Here are a few things we learned:

  • Renting a car, even with the cost of gas, was cheaper than buying train and/or bus tickets for two people to various sites throughout the country. It also meant we had more freedom to see and do what we want. Though we didn’t have the bargain rental we had in NZ, we did pretty well. Between the rental and gas, which is cheaper than in NZ but still much more than the US, we spent about $800 and drove just under 5000 km. Without a car, it would have been impossible to really enjoy the Great Ocean Road as well as the quirky towns of the New South Wales Outback. That said, Australia is a HUGE place.
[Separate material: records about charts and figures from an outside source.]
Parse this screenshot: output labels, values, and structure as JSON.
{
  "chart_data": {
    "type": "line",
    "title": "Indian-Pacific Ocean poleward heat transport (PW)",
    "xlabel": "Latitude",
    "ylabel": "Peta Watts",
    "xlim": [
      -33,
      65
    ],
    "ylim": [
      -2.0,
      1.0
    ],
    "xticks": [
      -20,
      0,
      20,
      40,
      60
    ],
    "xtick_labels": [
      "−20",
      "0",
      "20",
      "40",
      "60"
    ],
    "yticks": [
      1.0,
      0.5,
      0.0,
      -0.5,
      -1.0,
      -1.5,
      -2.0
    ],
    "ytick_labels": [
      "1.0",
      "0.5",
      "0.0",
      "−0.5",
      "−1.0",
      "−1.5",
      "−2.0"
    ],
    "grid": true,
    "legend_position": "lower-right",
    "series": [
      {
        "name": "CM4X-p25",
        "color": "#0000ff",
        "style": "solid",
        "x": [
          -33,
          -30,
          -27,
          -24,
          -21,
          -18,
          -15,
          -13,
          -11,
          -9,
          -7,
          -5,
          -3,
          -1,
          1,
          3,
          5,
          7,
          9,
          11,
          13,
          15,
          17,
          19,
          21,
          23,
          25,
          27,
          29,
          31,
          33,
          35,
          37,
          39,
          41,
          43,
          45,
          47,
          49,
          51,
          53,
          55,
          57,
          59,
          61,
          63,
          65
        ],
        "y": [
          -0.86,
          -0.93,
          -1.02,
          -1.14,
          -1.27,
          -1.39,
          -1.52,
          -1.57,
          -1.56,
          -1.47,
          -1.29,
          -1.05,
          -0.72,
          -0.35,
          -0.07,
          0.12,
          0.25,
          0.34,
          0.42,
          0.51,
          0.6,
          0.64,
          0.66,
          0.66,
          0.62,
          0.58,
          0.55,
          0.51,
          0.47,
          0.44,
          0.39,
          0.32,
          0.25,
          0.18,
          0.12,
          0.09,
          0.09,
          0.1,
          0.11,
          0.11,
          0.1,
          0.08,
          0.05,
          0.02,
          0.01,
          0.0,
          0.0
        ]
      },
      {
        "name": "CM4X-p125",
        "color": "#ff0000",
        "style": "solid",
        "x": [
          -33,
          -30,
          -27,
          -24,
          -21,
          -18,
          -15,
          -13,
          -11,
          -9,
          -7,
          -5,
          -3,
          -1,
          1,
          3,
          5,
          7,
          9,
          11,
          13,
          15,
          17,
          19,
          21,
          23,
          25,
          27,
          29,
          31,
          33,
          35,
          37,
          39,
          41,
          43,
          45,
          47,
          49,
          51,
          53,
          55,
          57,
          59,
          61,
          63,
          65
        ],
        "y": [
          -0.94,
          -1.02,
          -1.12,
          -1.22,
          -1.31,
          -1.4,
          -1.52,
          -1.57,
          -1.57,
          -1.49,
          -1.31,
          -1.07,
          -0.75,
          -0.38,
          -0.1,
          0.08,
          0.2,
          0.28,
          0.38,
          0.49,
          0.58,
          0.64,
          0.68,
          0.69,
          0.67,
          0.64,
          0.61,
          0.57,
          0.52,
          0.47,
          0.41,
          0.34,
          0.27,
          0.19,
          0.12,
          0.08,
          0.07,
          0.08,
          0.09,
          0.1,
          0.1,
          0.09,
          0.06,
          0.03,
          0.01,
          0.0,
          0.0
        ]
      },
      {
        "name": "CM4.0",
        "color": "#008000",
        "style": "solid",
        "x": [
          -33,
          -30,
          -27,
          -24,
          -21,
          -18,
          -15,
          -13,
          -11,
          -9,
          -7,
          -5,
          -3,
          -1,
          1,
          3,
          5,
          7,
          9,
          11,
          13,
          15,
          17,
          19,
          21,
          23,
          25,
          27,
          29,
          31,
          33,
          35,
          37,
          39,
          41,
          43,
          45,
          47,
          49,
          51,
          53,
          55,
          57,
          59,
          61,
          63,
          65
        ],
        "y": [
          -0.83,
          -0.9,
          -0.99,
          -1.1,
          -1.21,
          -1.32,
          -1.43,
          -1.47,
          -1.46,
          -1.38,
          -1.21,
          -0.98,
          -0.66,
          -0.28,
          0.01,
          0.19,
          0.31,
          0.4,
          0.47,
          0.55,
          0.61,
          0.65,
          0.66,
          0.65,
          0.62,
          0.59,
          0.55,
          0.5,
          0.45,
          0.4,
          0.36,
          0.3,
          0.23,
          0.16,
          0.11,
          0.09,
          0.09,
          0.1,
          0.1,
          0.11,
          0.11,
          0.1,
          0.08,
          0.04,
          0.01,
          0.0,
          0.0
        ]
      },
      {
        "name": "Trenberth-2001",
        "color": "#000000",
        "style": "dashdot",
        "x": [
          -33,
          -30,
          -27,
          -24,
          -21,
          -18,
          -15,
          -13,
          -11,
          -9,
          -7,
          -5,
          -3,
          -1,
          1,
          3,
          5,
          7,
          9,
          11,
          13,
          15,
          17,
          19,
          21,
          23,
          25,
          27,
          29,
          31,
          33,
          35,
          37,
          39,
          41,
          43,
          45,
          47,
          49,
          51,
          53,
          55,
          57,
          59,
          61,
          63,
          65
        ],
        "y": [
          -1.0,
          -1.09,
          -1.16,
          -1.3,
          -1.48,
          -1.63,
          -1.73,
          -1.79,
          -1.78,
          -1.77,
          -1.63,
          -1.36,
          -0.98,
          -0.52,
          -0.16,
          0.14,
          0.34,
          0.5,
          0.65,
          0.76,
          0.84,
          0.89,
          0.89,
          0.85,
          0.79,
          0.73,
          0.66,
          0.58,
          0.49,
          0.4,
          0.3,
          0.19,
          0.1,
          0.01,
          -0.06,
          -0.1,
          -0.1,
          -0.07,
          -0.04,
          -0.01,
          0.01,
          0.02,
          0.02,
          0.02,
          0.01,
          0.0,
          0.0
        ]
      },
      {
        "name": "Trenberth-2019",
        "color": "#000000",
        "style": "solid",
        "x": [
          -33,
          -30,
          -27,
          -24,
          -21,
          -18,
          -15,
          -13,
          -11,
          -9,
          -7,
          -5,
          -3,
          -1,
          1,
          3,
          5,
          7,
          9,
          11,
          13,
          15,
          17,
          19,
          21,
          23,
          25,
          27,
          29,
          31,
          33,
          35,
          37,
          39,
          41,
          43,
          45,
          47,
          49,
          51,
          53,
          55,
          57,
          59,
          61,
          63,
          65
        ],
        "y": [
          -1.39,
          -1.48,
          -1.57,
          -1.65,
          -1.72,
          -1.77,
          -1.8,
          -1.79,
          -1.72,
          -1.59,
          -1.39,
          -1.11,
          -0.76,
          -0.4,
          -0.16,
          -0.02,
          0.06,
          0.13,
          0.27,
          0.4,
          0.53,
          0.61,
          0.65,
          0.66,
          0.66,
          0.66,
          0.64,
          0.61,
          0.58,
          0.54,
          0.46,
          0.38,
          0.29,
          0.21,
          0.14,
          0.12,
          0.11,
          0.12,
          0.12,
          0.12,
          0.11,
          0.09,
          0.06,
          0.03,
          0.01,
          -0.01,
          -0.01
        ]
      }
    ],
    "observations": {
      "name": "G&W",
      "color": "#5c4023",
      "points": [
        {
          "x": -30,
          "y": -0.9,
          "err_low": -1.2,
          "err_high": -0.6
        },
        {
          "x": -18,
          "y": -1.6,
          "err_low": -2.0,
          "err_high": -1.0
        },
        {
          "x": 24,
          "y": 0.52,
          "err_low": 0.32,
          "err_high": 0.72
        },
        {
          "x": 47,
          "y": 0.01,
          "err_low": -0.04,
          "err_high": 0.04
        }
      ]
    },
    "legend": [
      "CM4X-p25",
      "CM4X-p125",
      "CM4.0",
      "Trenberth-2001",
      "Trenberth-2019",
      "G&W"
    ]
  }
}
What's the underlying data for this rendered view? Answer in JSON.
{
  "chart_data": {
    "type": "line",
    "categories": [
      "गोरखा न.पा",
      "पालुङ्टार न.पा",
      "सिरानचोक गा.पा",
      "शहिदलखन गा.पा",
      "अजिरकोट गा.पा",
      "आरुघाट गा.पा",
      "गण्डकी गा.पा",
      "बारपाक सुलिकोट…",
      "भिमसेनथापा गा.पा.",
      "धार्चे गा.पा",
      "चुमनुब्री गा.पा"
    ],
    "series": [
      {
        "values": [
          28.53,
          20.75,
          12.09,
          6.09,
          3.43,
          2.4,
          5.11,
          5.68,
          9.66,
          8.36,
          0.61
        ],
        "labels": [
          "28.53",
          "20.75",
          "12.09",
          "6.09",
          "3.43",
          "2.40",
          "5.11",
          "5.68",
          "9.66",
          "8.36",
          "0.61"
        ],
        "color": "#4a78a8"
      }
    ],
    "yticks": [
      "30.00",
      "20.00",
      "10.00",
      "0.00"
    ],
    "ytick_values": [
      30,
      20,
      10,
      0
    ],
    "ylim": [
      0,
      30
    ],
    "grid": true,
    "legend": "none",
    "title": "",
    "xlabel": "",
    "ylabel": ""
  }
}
We had to give up our hopes of making it to the middle (i.e. Uluru and Alice Springs). There was also the small detail about our car not being allowed to venture into that territory. Apparently it is not a good place to break down!
  • Like NZ, hostels in cities (mostly Sydney) were one of our largest expenses. Both times we visited Sydney, we stayed in newer hostels near the Central Train Station. The location was great and the hostels, particularly the Railway YHA, were new and quite nice. The first time we came through Sydney, we stuck it out in an 8 bed dorm room to save some cash. Yes, that’s 8 people and all their crap in a room about the size of my office at CCHD. The savings wasn’t worth it. We’re just too old for that crap! (I’ll spare you the details of what “crap” entailed.) Our hostel in Darwin was the only bargain, but that might have had something to do with the run down bathrooms, the 5:00am carpet cleaning outside our room and the monsoonal rains of the wet season.
  • In most cases, campgrounds were less costly than NZ. The down side of some were that the kitchens had limited equipment. Usually a fridge, a sink, a coin operated grill and some type of hot water maker (electric kettle or hot water tap). Since camp kitchens in NZ were so well equipped, we opted not to buy gas for our stove. This hurt a few times when there was no hot plate or stove, but we managed to be creative with couscous and grilled veggies. An up side of the campgrounds in Oz were that they were mostly inhabited by Australians rather than tourists like ourselves. We met some nice and interesting folks along the way. Like Fred & Shirley – who reminded me of one of those couples being interviewed in When Harry Met Sally – or the Vietnam Vet biker dude from Townsville who will be traveling to DC for Rolling Thunder in May with his local bike club and their sister club in Detroit.
  • Unlike NZ, we never had the sense that we were being gouged because it’s summer here and there are loads of tourists, though I suspect there are always tourists. One exception was Darwin, but that actually worked in our favor. Our room was just a little over half the price of a double room in Sydney – though as previously mentioned it was not as nice. I imagine in the Dry (our summer months) this city crawls with tourists and steeper prices. In general, we didn’t feel like everything was a tourist trap with a price tag down under. The Great Ocean Road and our tour of the wineries – two highlights – cost us only gas money!
  • If you’re looking for the extended holiday but are low on cash, Oz is another good place to look for work. Bulletin boards at hostels are full of postings and most major backpacker centers offer some sort of job placement service. One of our dorm mates in Sydney was working as a server at a restaurant on Darling Harbor making $15/hr plus tips. It seemed to adequately subsidize his drinking habit. Dave and I were briefly entertained by the demand for office/computer work in Alice Springs. How random! Every other place seemed to be agricultural work, but poor little Alice Springs way out in the middle of the country just need someone to sit in an office and do admin work.
  • Obviously getting robbed cost us, but we won’t hold that against Oz.